Make reversable decisions

Frequently we're faced with a decision where blindly following the principle of decide as late as possible might make our lives more painful. Sometimes we can make a choice that's easy to unmake.

Following on the recent theme of responding to real options, today I want to talk about making reversable decisions.

Frequently we’re faced with a decision, and if we blindly follow the Lean software development principle of decide as late as possible, we might make our lives more painful. Sometimes there’s a choice we can make that’s easy to unmake.

In yesterday’s example of lane changing, this is pretty clear. If we’re in the right lane, and want to pass, we aren’t committed to stay in the right lane. Normally we can change to the left lane to pass, and then return to the right lane if we choose to (even without having passed, if necessary).

I’ve seen far too many developers and entire teams stress out over decisions that are easily changed.

Here’s one only slightly-technical example from my time working with Lana.

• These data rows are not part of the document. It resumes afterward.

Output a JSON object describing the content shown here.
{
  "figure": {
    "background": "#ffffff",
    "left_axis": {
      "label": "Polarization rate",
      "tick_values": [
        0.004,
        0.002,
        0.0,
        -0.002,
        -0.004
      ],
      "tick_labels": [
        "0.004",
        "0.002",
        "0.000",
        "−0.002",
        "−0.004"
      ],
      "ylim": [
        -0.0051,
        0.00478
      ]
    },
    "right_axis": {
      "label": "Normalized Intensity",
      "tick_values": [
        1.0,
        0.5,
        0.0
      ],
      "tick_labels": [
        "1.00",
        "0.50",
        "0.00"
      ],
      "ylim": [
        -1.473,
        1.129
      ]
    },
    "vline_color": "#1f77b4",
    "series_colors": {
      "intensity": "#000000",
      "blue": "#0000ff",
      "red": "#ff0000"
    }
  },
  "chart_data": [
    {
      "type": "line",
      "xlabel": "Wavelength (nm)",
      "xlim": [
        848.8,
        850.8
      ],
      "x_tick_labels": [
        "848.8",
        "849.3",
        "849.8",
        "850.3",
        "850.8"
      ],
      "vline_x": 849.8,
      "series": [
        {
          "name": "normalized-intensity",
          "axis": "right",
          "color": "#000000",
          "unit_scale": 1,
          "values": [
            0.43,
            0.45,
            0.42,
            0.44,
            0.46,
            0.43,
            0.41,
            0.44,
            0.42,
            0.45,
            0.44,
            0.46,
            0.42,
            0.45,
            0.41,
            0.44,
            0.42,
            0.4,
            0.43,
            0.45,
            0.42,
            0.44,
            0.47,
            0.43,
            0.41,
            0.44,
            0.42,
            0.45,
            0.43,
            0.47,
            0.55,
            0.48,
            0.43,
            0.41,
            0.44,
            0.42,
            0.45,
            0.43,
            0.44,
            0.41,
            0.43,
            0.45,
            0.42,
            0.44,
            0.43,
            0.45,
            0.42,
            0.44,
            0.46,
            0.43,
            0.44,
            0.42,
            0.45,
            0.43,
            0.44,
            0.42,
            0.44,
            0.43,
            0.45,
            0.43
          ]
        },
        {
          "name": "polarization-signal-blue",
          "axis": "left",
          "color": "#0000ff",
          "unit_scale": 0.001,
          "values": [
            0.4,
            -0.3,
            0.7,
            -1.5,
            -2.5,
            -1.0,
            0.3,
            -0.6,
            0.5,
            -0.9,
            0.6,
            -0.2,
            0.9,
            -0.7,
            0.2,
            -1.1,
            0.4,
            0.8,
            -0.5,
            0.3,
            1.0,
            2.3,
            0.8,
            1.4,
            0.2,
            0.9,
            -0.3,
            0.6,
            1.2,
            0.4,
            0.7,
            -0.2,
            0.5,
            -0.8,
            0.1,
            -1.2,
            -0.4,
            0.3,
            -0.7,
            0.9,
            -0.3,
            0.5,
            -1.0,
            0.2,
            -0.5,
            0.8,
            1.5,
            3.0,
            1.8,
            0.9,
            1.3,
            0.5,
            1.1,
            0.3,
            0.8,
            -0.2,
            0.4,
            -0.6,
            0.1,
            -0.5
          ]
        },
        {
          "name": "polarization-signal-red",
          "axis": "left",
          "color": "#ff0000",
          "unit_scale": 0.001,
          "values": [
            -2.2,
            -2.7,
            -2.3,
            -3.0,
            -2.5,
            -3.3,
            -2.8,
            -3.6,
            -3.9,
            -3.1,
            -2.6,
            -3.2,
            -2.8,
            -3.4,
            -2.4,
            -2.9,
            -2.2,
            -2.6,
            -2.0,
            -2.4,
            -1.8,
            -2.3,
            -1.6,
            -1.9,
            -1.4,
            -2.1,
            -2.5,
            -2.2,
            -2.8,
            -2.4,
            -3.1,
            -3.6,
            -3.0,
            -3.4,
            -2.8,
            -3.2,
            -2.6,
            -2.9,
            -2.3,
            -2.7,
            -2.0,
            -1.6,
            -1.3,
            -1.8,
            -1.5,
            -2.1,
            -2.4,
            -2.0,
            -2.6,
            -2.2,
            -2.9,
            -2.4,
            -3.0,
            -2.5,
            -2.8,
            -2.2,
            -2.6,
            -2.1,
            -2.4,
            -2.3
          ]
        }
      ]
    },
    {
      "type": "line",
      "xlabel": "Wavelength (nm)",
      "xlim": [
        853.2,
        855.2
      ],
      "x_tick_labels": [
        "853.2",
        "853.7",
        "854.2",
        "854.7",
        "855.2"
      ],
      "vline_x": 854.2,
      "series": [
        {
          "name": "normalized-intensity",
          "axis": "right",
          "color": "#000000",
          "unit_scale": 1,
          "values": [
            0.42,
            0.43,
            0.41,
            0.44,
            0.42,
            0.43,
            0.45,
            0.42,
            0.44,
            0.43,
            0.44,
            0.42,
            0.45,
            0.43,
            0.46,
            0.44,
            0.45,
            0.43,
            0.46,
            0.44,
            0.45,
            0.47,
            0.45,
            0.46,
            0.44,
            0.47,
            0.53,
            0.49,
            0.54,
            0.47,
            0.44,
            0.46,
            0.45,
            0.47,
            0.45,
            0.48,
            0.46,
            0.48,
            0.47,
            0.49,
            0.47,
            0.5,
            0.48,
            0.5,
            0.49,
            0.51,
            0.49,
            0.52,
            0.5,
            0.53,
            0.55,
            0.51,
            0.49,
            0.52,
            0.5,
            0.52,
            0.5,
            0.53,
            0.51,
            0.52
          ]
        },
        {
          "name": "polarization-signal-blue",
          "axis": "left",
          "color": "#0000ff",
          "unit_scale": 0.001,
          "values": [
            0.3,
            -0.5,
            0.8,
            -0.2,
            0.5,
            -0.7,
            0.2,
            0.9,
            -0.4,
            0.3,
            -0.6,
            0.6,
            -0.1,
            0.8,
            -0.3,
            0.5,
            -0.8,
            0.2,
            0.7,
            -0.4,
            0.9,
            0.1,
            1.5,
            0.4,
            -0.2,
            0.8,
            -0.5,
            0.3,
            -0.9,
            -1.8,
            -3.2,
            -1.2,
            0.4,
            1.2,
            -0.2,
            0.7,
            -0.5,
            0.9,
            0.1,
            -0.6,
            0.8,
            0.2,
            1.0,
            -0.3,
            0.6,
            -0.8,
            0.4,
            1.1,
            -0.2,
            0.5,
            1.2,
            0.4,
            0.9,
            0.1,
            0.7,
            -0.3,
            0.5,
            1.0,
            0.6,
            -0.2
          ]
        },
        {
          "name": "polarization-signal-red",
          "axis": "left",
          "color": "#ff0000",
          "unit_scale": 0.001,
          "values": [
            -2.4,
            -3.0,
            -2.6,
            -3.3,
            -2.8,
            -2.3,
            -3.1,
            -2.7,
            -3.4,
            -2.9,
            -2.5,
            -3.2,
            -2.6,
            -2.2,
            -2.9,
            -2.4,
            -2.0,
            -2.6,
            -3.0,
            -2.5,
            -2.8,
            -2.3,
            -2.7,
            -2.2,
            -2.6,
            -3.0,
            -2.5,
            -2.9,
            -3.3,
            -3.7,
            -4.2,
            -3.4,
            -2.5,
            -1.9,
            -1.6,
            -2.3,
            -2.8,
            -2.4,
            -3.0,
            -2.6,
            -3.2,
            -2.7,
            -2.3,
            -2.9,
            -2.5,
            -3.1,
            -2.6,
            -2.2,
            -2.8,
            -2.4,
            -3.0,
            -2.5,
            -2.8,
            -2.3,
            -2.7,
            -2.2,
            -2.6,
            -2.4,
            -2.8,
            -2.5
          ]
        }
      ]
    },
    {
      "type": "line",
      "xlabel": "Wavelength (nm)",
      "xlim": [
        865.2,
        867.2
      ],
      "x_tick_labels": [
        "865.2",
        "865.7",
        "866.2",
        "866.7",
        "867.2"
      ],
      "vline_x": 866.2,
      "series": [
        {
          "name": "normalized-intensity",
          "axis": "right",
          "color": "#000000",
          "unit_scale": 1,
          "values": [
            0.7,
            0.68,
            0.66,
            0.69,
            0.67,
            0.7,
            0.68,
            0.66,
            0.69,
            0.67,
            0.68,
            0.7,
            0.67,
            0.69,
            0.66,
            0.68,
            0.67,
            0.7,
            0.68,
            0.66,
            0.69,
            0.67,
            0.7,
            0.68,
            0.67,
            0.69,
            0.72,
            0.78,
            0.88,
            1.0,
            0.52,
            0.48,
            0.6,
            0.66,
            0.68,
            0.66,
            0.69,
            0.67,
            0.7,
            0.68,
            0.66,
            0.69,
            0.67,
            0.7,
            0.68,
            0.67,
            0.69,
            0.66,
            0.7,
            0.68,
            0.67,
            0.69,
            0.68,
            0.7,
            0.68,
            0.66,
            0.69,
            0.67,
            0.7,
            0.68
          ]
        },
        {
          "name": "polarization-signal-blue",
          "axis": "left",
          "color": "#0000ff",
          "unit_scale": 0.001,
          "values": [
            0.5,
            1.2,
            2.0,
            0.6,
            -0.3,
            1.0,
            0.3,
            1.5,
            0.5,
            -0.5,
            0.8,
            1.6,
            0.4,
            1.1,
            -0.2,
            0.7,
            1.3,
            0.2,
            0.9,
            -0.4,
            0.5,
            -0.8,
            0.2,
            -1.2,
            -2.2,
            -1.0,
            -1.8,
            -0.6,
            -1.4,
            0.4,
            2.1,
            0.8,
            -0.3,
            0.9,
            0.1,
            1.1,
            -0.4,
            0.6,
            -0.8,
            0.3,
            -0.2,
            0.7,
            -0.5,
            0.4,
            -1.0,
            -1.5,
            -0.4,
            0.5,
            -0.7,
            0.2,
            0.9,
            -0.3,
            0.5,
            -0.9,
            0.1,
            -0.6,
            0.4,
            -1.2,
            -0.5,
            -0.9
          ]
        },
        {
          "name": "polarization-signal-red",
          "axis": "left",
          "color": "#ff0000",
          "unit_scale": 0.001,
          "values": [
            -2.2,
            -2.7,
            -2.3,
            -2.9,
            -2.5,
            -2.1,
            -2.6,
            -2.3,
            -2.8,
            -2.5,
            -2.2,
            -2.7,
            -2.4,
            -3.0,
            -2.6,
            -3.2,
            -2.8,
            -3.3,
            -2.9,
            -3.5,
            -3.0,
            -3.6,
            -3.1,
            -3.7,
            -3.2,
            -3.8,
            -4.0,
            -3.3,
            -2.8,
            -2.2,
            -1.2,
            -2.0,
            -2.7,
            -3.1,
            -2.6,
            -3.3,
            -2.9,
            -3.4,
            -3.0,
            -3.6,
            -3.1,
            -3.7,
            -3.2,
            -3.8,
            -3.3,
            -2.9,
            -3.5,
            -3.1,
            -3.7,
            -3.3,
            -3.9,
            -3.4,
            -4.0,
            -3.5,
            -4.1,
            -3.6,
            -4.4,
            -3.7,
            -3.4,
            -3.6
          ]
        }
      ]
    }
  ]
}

When I first met Lana and their development team, they didn’t have any bug tracker or issue tracker in place. We knew we needed something. Some of the people at Lana wanted to do a weeks-long investigation comparing Jira with Clubhouse, and several other options. Of course there’s nothing wrong with doing a thorough investigation. But we didn’t want to wait weeks to start seeing the benefit.

So I quickly made an easily-reversable decision for the team: Use GitHub issues

So the team began using GitHub issues, and immediately we saw a benefit from greater visibility into the work being done by everyone on the team.

A couple of months later, after a more complete investigation, the team did reverse the decision, and switched to another ticket tracking system.